The change to the inclusion rate will have the effect that the taxation of long term insurance policies taxed according to the five fund approach, changes. Policies held in the individual policyholder fund will be subject to income tax inside the fund at 30% and have an effective rate (post CGT) of 12% (this was previously 10%).
One additional bracket has been added to the transfer duty sliding scale and transfers where the property value exceeds R10 000 001 is now taxed in the amount of R937 500 + 13% of the value over R10 000 000.

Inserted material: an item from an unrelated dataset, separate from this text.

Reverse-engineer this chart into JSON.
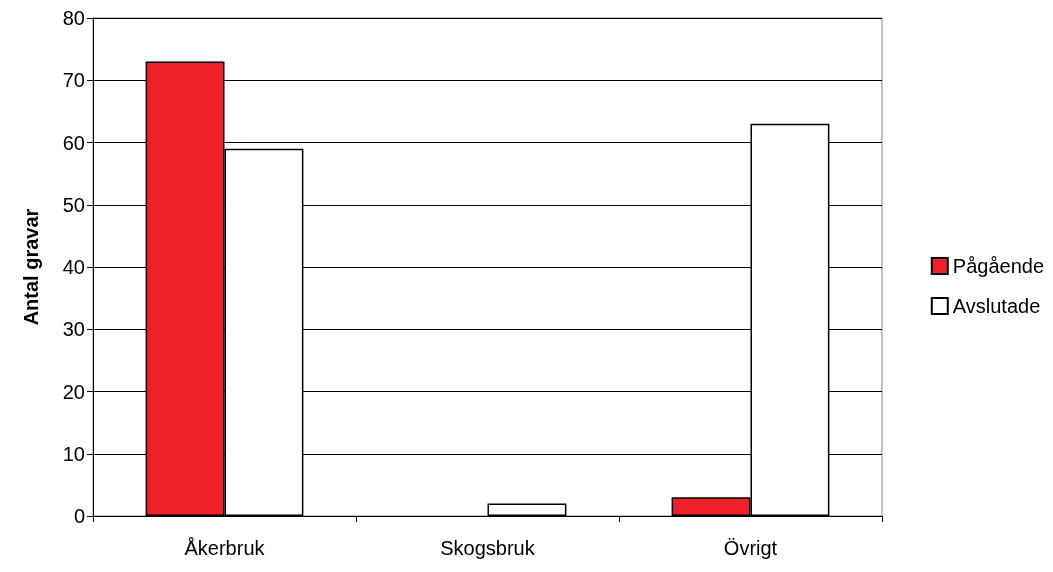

Mention is made of making assets (and not the value of the loan account) that were transferred to a trust against a loan account, estate dutiable in the estate of the founder of the trust at death.
Interest-free loans to trusts could possibly be deemed donations and trigger donations tax.
The above mentioned proposals in the budget will be discussed in more detail once clarified by legislation/SARS.
SECTION 12T TAX FREE SAVINGS ACCOUNTS
Transfers between service providers will only be allowed as from 1 November 2016 (and not 1 March 2016).
LAST BUT NOT LEAST
- A new environmental levy on tyres at R2.30 per kilogram as from, 1 October 2016.
- Sugar tax is something else to look forward to as from, 1 April 2017.